Precision

A bunch of questions that I couldn’t find precise answers to:

  • IIRC there is a precision conversion overhead, does it occur both ways (float->half and half->float)?

  • Does mesh data (normals/UVs) always come into vertex program as floats?

  • If it does, when is it reasonable to use half for unit vectors (normals, tangents), despite the conversion overhead? (how complex should subsequent operations on the vector be for half to be viable in such cases?)

  • half h = .00000001, will there be a conversion overhead, or different shader variants will be generated for GPUs that do and do not support half?

  • How do unity macros get along with half? Looking at the source code, some macros use float, some use half, constants are float, does it all get optimized in compile time to prevent conversions?

  • What percentage of current mobile devices supports half precision? When do you think half will become obsolete like fixed currently is?

Yes, both ways.

UVs should be floats, otherwise you don’t have enough precision.
Not sure about the normals part.

This is a compile time constant, no conversion overhead here.

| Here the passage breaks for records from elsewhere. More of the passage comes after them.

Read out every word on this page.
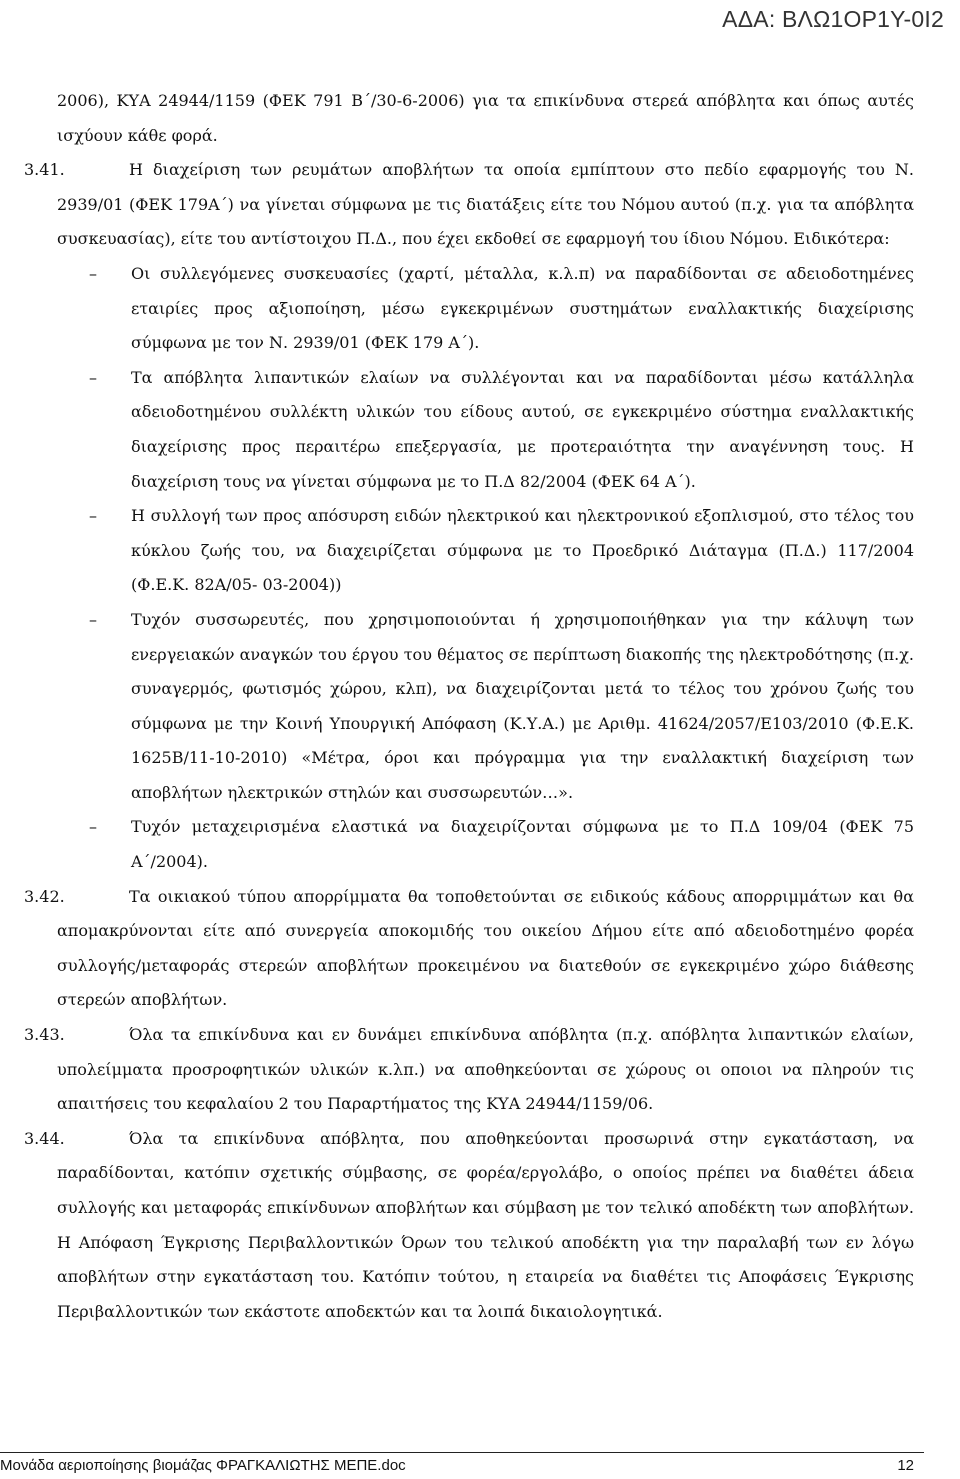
ΑΔΑ: ΒΛΩ1ΟΡ1Υ-0Ι2

2006), ΚΥΑ 24944/1159 (ΦΕΚ 791 Β΄/30-6-2006) για τα επικίνδυνα στερεά απόβλητα και όπως αυτές ισχύουν κάθε φορά.

3.41.	Η διαχείριση των ρευμάτων αποβλήτων τα οποία εμπίπτουν στο πεδίο εφαρμογής του Ν. 2939/01 (ΦΕΚ 179Α΄) να γίνεται σύμφωνα με τις διατάξεις είτε του Νόμου αυτού (π.χ. για τα απόβλητα συσκευασίας), είτε του αντίστοιχου Π.Δ., που έχει εκδοθεί σε εφαρμογή του ίδιου Νόμου. Ειδικότερα:

– Οι συλλεγόμενες συσκευασίες (χαρτί, μέταλλα, κ.λ.π) να παραδίδονται σε αδειοδοτημένες εταιρίες προς αξιοποίηση, μέσω εγκεκριμένων συστημάτων εναλλακτικής διαχείρισης σύμφωνα με τον Ν. 2939/01 (ΦΕΚ 179 Α΄).
– Τα απόβλητα λιπαντικών ελαίων να συλλέγονται και να παραδίδονται μέσω κατάλληλα αδειοδοτημένου συλλέκτη υλικών του είδους αυτού, σε εγκεκριμένο σύστημα εναλλακτικής διαχείρισης προς περαιτέρω επεξεργασία, με προτεραιότητα την αναγέννηση τους. Η διαχείριση τους να γίνεται σύμφωνα με το Π.Δ 82/2004 (ΦΕΚ 64 Α΄).
– Η συλλογή των προς απόσυρση ειδών ηλεκτρικού και ηλεκτρονικού εξοπλισμού, στο τέλος του κύκλου ζωής του, να διαχειρίζεται σύμφωνα με το Προεδρικό Διάταγμα (Π.Δ.) 117/2004 (Φ.Ε.Κ. 82Α/05- 03-2004))
– Τυχόν συσσωρευτές, που χρησιμοποιούνται ή χρησιμοποιήθηκαν για την κάλυψη των ενεργειακών αναγκών του έργου του θέματος σε περίπτωση διακοπής της ηλεκτροδότησης (π.χ. συναγερμός, φωτισμός χώρου, κλπ), να διαχειρίζονται μετά το τέλος του χρόνου ζωής του σύμφωνα με την Κοινή Υπουργική Απόφαση (Κ.Υ.Α.) με Αριθμ. 41624/2057/Ε103/2010 (Φ.Ε.Κ. 1625Β/11-10-2010) «Μέτρα, όροι και πρόγραμμα για την εναλλακτική διαχείριση των αποβλήτων ηλεκτρικών στηλών και συσσωρευτών…».
– Τυχόν μεταχειρισμένα ελαστικά να διαχειρίζονται σύμφωνα με το Π.Δ 109/04 (ΦΕΚ 75 Α΄/2004).
3.42.	Τα οικιακού τύπου απορρίμματα θα τοποθετούνται σε ειδικούς κάδους απορριμμάτων και θα απομακρύνονται είτε από συνεργεία αποκομιδής του οικείου Δήμου είτε από αδειοδοτημένο φορέα συλλογής/μεταφοράς στερεών αποβλήτων προκειμένου να διατεθούν σε εγκεκριμένο χώρο διάθεσης στερεών αποβλήτων.

3.43.	Όλα τα επικίνδυνα και εν δυνάμει επικίνδυνα απόβλητα (π.χ. απόβλητα λιπαντικών ελαίων, υπολείμματα προσροφητικών υλικών κ.λπ.) να αποθηκεύονται σε χώρους οι οποιοι να πληρούν τις απαιτήσεις του κεφαλαίου 2 του Παραρτήματος της ΚΥΑ 24944/1159/06.

3.44.	Όλα τα επικίνδυνα απόβλητα, που αποθηκεύονται προσωρινά στην εγκατάσταση, να παραδίδονται, κατόπιν σχετικής σύμβασης, σε φορέα/εργολάβο, ο οποίος πρέπει να διαθέτει άδεια συλλογής και μεταφοράς επικίνδυνων αποβλήτων και σύμβαση με τον τελικό αποδέκτη των αποβλήτων. Η Απόφαση Έγκρισης Περιβαλλοντικών Όρων του τελικού αποδέκτη για την παραλαβή των εν λόγω αποβλήτων στην εγκατάσταση του. Κατόπιν τούτου, η εταιρεία να διαθέτει τις Αποφάσεις Έγκρισης Περιβαλλοντικών των εκάστοτε αποδεκτών και τα λοιπά δικαιολογητικά.

Μονάδα αεριοποίησης βιομάζας ΦΡΑΓΚΑΛΙΩΤΗΣ ΜΕΠΕ.doc	12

No, there is no automatic precision optimisation.

All of them

Probably, never. Half offers a good performance and memory footprint improvement over float.

2 Likes

The one caveat is the above answers are all in the context of mobile. The answers for desktop would be:

No, because half is always treated as a float.

Yes, because it’s always a float.

No, because it’s always a float.

No, because it’s a compile time constant. Also, it’s always a float even if you write it as a half precision value.

Yes, because it’s always a float.

All of them.

Never, and half precision has been re-implemented into desktop and consoles GPUs as well because it can offer a not insignificant performance improvement if used properly. However it’s only available when using Vulkan or Direct3D 12 when using the DXC shader compiler and when running on those GPUs that support it, or at least will be once that works.